Divergences et malhonnêteté intellectuelles
14/02/2011Cela fait plusieurs années que des enquêtes, des recherches, des écrits et des rapports sont colligés sur la thérapie assistée par les animaux. Qu’il existe des divergences quant aux résultats et à la manière de les interpréter, somme toute tant mieux, cela permet aux chercheurs de poursuivre leurs études, de les approfondir, d’envisager de nouveaux outils, mais de là à conclure avec l’article paru dans le magazine Cerveau et Psycho n° 42 de Novembre/Décembre 2010, rédigé par Scott Lilienfeld et Hal Arkowitz – tous deux professeurs en psychologie, que la thérapie assistée par animaux n’a pas d’efficacité avérée, c’est de la malhonnêteté intellectuelle.
Il est sain que la paternité des effets constatés soit interrogée. Il est primordial de savoir où est l’influence. Est-elle directe de l’animal ? Mais comment? De quelles façons ? Quel est le levier? Ou bien, l’influence est-elle mécanique ? Circonstanciée? Psychotemporale?

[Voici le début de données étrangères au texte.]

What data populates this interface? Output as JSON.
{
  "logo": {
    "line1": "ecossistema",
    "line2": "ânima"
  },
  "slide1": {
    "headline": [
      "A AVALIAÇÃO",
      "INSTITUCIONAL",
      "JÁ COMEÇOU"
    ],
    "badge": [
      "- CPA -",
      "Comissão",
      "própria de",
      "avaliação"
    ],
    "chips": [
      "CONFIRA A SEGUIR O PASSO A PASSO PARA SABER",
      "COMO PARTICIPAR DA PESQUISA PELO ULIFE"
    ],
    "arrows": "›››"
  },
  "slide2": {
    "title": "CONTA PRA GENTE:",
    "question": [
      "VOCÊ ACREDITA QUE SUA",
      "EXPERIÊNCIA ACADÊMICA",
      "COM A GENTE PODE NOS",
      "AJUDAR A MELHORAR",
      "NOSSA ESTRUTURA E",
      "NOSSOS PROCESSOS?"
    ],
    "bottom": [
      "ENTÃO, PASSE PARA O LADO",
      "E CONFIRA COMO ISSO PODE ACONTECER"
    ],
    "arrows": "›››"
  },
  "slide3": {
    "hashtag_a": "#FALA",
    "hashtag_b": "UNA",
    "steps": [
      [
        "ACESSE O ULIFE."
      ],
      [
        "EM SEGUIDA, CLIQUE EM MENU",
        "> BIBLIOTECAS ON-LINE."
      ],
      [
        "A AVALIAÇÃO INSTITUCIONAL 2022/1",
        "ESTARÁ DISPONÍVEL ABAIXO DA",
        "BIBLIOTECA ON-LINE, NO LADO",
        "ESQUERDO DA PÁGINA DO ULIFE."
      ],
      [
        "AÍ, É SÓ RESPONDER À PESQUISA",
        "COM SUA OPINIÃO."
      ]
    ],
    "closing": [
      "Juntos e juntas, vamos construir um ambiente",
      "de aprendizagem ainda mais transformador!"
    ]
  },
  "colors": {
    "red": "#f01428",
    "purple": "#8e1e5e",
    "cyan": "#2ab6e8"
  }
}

Ce que toutes les recherches permettent de pointer, c’est d’abord une hésitation concernant le rôle de l’animal. Et pour cause tant que l’homme se fera ‘l’unique exception d’un règne constitué de corps vides de pensée’ (p. 43, La raison des plus forts) il est fort probable que les médias nous abreuvent encore et encore de rapports de recherches ineptes et incongrus. Car, il est non seulement contre-productif et anti-scientifique de conclure catégoriquement sur des résultats concernant des articles de revue que ‘d’autres résultats ne peuvent permettre d’éliminer la possibilité qu’il s’agisse seulement d’améliorations passagères de l’humeur, mais en aucun cas d’une amélioration des symptômes’, que cela jette le discrédit sur des recherches qui, elles, tentent de démasquer quels sont les effets de l’animal dans une relation thérapeutique. Car, il semblerait produire des effets. Mais est-ce vraiment lui ? Est-ce lui ou la relation? Est-ce lui, la relation ou un autre effet, une variable cachée, laquelle? L’animal est-il une cause des effets qui influencent le changement de l’être humain en sa présence, ou simplement un symptôme ?
Un point névralgique de toutes ces études ressort : se peut-il que les méthodes et les outils biomédicaux employés pour saisir ce qui se passe ne permettent justement de rien saisir, car comprendre une autre espèce requiert d’acquérir au préalable des connaissances sur sa biologie, son éthologie et son écologie, mais aussi sur sa cognition et sa psychologie. Il est essentiel d’insister sur le fait qu’une méthodologie visiocentrique est sans aucun doute trop restrictive étant donné ce que nous savons du monde sensoriel des animaux (p 164, La raison des plus forts).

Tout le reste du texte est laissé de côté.